From being unsettled and never quite knowing when the next uprooting will happen, to being separated from a siblings to being abused in the system that is paradoxically designed to protect them, the problems for foster children are potentially endless. One of the large wide-spread issues is what happens when children in the system turn 18. In 2014, over 22,000 children aged out of the system without being linked to forever families. Being on their own without any support puts these 18-year-olds at a higher likelihood than the general population to experience homelessness, unemployment and incarceration as adults (source).
These shocking data points underscore how important it is to raise awareness around the realities of the foster care system. It really is a system hidden in plain sight – and how we choose to approach dealing with it as a society says a lot about who we are and who we want to be.

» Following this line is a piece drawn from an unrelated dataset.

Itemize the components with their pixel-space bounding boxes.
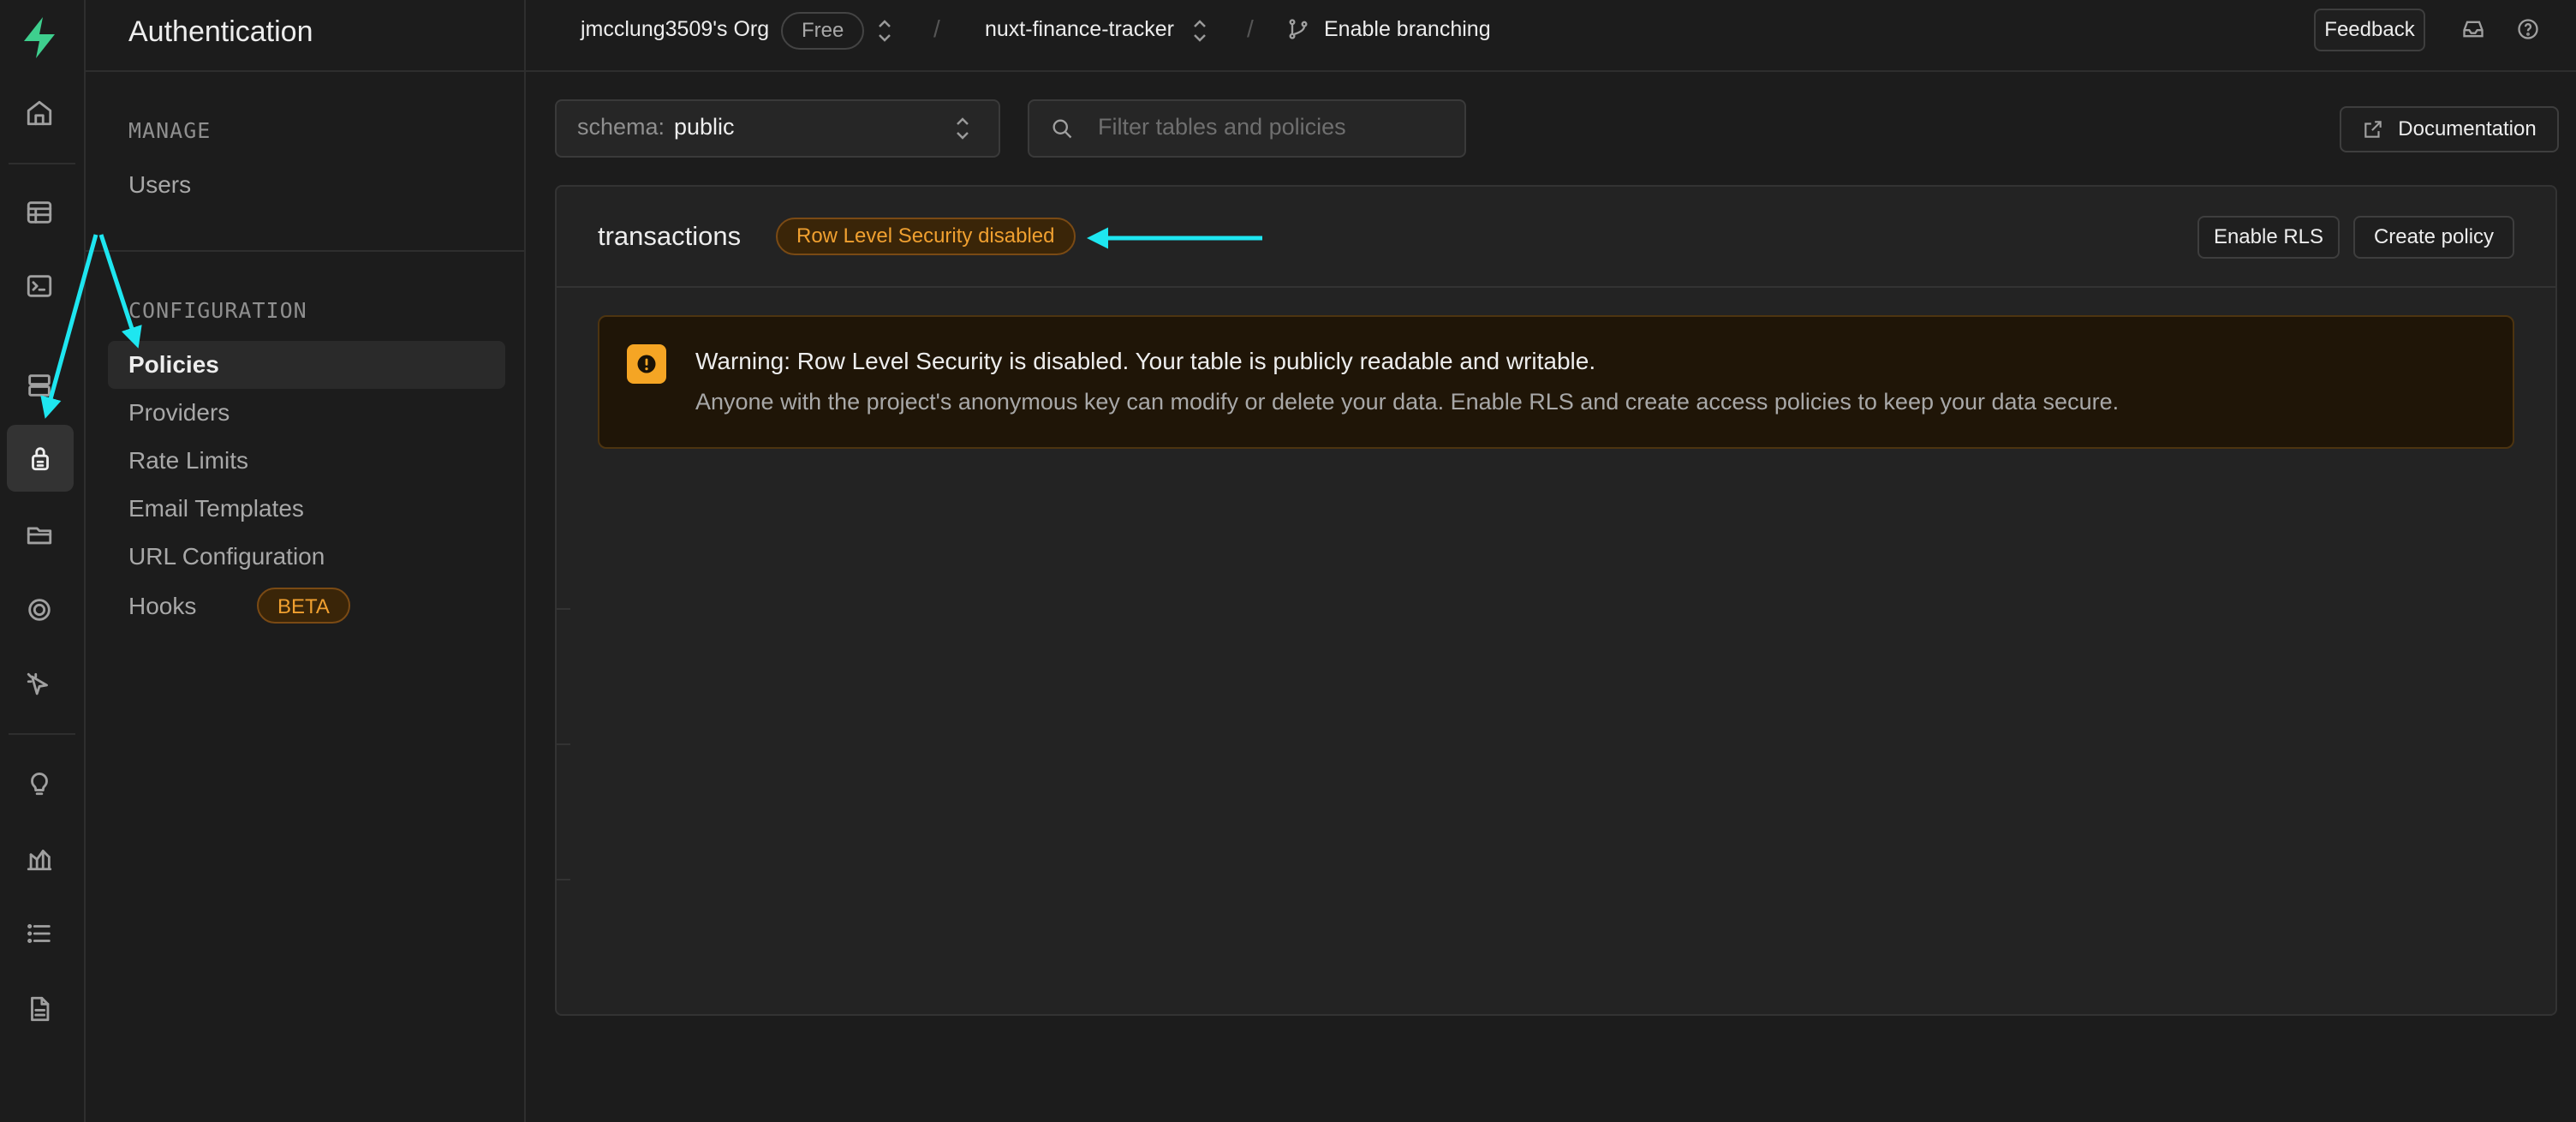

It also shows why it is so important to support organizations that have proven that they can provide real impact on improving the foster care system – especially around National Foster Care Month.
One Simple Wish
One of these organizations is One Simple Wish, who aims to make it simple for everyone to support kids in foster care in meaningful, personal ways. They empower everyday citizens to make a direct difference in the life of a foster child or child at-risk one simple wish at a time. Since launching in late 2008, they’ve granted over 9,000 wishes to kids who’ve been victims of abuse and neglect. These wishes are things like new bedding, music lessons, skateboarding shoes and baby strollers. Founder Danielle Gletow told us “One Simple Wish tries to put joy back into the lives of foster kids by giving them the experiences that make up a happy childhood. No matter how old they get, or how long they are in care, we are here and will be there for them. That is a type of stability and security that tends to elude them when they are in care and moving from place to place.” Sounds like an amazing org to support – and with one simple click you can do it here.
Walking for National Foster Care Month
Foster Care Alumni of America is an amazing org made up of, you guessed it, people who spent time in the foster care system and are dedicated to supporting children currently in the system. They run FosterWalks across the country, and the Seattle chapter is holding their walk on May 15th and looking to raise $50k. You know what to do next.
It’s a Human Rights Issue
Human Right Campaign (HRC) is marking National Foster Care Month with their #FosterEquality campaign. Throughout the month, they’ll share stories of LGBTQ youth in foster care and agencies that are working to improve their practices with LGBTQ youth. You can also join them in sharing your stories and raising awareness about the needs of LGBTQ foster youth by using the hashtag #FosterEquality.
How Can You Help?
It’s important to remember another thing that One Simple Wish founder Danielle Gletow told us, “Foster kids don’t ask to be in foster care, and it’s so important for people to remember that these kids find themselves in environments and circumstances they did not create. Mostly, they just want to be kids and to know they are loved—just like every other child.”
With that in mind, the foster care system is one that can only be improved by adding money, resources and awareness. So whether you donate, fundraise or just start talking to more about what the state of the crucial system is in our country in 2016, it all helps.